Saturday, 20 September 2008

European market: dreams CAN come true

Last night I had a dream that I took a job at a small French restaurant. My task was to cut vegetables for salads and wash the large pots and pans. The people around me, in a kitchen that was small but packed with wooden counters, shiny colanders and hanging herbs, spoke French and even though I didn’t understand them I knew they were laughing about me. Yet I was not bothered by my lack of knowledge or the fact that they thought me ridiculous. Slowly I learned about French cooking and even the language. I devoured this new knowledge and was happy. Near the end of my dream there was to be a big celebration in the village and I was going to help with the cooking - a huge honour that was obviously the sign that I had passed the tests I needed to and would now be given more responsibility.

It was a wonderful, affirming dream. I have never had such a dream before - where I was so undaunted and so focused. I took such pleasure in the process of learning and in the new experiences for my senses.

When I woke this morning it was to a bright blue sky. I set out with a mind to find John a birthday present, but soon I was distracted by the European food market just off of Prince’s Street. This market only comes to Edinburgh three times a year and is a Mecca for pastry lovers (I’m so, so sorry you missed this, Craig).
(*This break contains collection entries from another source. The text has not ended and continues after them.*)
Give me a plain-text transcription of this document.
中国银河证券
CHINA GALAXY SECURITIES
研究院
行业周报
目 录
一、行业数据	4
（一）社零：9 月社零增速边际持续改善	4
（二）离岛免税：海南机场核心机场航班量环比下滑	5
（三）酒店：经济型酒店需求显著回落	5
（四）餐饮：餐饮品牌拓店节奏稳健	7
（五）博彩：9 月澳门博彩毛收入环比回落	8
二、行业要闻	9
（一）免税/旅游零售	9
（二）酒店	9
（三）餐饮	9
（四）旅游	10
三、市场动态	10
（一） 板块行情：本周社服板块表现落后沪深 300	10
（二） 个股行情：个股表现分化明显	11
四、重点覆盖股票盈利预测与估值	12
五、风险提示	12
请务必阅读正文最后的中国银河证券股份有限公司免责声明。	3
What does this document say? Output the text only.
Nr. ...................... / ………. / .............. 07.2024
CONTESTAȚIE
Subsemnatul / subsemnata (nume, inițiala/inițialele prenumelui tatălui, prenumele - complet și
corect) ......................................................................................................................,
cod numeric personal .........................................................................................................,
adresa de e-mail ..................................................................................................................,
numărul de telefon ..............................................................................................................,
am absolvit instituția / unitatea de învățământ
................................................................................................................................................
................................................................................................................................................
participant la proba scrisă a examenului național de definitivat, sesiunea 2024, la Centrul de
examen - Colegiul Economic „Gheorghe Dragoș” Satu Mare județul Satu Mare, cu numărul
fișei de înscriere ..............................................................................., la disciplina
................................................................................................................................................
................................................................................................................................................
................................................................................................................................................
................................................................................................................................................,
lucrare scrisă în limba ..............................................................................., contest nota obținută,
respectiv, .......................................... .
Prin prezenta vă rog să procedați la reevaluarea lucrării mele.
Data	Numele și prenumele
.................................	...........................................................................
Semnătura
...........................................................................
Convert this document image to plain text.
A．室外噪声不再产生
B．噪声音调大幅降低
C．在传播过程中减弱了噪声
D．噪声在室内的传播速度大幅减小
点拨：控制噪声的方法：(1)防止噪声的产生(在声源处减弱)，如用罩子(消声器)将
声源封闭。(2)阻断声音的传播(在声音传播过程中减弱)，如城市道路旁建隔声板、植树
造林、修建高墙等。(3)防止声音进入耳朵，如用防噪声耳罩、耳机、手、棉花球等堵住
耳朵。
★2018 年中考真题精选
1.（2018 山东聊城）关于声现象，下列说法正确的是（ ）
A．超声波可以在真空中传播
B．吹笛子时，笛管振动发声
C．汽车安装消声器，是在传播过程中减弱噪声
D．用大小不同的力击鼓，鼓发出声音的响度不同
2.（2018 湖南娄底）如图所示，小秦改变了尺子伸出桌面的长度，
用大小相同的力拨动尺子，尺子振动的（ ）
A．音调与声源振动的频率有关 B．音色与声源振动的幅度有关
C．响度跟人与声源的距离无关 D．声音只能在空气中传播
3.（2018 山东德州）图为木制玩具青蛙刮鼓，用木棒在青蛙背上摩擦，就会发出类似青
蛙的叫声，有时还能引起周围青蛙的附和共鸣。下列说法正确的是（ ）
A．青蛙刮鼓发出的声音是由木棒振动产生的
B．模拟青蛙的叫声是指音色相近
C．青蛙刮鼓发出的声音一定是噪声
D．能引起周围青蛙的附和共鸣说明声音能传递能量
I bought a small cake covered in marzipan and chocolate, then some small Italian pastries with flaked almonds and chocolate ganache or white chocolate filling. There was a table full of olives, one with buckets of spice. Mountains of chorizo. Piles of sweets. There was the man cooking the vat of garlic mushrooms, who kindly let me take his photo. When I first saw him he was cutting onions as big as baseballs and keen to learn a secret trick of the trade I asked him how he managed to slice so many onions without dying of weeping.

He smiled and replied, “I have no heart!”
Then there was the shy gentleman who was cooking up a hill of fried potatoes with cheese. And a huge French bakery section, as well as a stall specializing in Greek desserts. I bought Baklava and one other small pastry that was a roll of sticky honeyed angel hair stuffed with roasted pistachio nuts. That is my favourite. In fact, I’m eating it now.

Finally I left the market and wandered off again in search of JP’s present. I knew where I was going - St. Stephen Street, but I was too early and the tiny shop wasn’t open yet. So I spent almost an hour in the Stockbridge Library reading through Tobie Puttock's Daily Italian. I was so engrossed that when I finally left the library it was a shock to be back out on the street again. Why wasn’t I in Italy? Where was my warm spinach salad with pine nuts?

I was successful in my search for the perfect vintage present for JP. I think he will like it. And I discovered a shop that I love but which I dare not spend too much time.

Now I am home, after having battled through the parade of Hearts fans on their way to the afternoon game, their maroon and white scarves blowing in the breeze. The day itself has become dark and foreboding, and I think I will light the candles earlier tonight.
Overall, a very good day indeed. I may just spend the rest of it reading my cookbooks and dreaming of Tuscany…


Anonymous said...

so, yeah. i was watching pbs or some ilk. and it was all about tuscany and restaurants and grapes and people watching and the, i am coming there asap

C.S. Perry said...

I've got to start traveling more.

Anonymous said...

ah, my favorite time of day - so's blog. sadly, no updatey. however, rereading this post made me salivate and happy all the same. peace to you superfriend.

norah said...

maybe you could move to italy and learn to cook italian food and then invite us over!!